In Howmet Ltd v Economy Devices Ltd & Others the Court of Appeal examined the effect of knowingly using a defective product and whether such knowledge amongst employees could be attributed to the employer company.
The claimant claimed damages as a result of a fire which destroyed their factory.
The claimant had been using the defendant’s product, a “Therm-o-level”, as a detection device. The Therm-o-levels were installed in heated industrial tanks to detect if liquid levels became too low, since low liquid levels created a fire hazard.
On two occasions there were device failures and small fires occurred which were extinguished by factory personnel. Engineering and facilities managers were made aware of the failures and decided to amend the company’s processes. However, before the changes were implemented a further fire occurred, but this time there was nobody around to extinguish it and the factory was destroyed.
The Court of Appeal dismissed the claimant’s claim against the defendant manufacturer.
The claimant’s employees were aware that the use of the Therm-o-level was unacceptable as a safety device in light of the two previous fires. Whilst generally the manufacturer will be liable for damage arising from a defect in its product, the claimant in this case became aware of the defect but continued to use the product anyway, and as such the court held that they did so at their own risk.
Lady Justice Arden highlighted that whilst continued use of a knowingly defective product will usually relieve the manufacturer of any liability, this might not always be the case, referring to Sir Donald Nicholls V-C in Targett v Torfaen Borough Council:
“Knowledge of the existence of a danger does not always enable a person to avoid the danger… Whether it does so depends on all the circumstances.
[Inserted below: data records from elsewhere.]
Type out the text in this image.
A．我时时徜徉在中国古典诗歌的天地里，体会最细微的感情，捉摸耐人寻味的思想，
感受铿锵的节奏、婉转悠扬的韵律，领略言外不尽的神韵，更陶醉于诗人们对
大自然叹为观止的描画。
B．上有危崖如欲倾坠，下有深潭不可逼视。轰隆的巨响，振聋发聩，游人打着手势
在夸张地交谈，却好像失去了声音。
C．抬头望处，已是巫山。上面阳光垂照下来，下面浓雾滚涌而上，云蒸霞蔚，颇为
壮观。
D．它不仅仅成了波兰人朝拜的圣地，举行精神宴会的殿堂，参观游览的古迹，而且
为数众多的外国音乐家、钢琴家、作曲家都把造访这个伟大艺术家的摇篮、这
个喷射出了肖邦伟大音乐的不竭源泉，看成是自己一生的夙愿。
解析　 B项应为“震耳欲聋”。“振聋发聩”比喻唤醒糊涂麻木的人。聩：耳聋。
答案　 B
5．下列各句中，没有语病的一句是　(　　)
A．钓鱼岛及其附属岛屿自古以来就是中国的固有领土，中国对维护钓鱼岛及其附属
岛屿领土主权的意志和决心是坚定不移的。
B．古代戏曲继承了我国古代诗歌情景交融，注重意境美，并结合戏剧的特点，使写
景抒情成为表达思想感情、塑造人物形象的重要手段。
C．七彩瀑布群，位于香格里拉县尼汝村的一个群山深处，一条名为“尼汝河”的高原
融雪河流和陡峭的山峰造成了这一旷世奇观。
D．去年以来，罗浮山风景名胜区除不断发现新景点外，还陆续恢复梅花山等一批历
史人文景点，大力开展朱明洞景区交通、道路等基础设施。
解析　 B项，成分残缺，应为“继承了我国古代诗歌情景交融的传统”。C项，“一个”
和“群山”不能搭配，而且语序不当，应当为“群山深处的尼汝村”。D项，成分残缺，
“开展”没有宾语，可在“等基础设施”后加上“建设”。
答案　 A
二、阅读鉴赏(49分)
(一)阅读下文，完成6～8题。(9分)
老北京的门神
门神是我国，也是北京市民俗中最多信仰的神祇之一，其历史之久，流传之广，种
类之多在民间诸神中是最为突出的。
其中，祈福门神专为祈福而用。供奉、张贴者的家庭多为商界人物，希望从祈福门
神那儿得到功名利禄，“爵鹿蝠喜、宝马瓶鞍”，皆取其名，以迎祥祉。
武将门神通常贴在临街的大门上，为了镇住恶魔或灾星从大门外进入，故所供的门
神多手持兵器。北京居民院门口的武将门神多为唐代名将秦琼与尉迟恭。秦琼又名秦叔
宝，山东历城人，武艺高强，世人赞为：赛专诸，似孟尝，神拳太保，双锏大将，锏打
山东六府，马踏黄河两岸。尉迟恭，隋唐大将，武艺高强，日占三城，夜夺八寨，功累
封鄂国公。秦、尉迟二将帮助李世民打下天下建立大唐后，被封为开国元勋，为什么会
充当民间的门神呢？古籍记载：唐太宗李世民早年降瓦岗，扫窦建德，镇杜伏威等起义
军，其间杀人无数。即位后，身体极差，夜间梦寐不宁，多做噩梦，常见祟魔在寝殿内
It will do so only when it is reasonable to expect the plaintiff to remove or avoid the danger and unreasonable for him to run the risk of being injured by the danger”.
However, in this instance, the court found that the claimant’s employees did not do enough to remove or avoid the danger posed by the defective Therm-o-level thus assuming the risk in its continued use.
The court also held that, in this case, the employees’ knowledge of the defect was attributable to the claimant company, despite assertions that the more senior managers were unaware. The court said that steps should have been taken to report the full position to the senior manager in light of the high level of danger posed by the defect and that the claimant company could not rely upon the manager’s ignorance.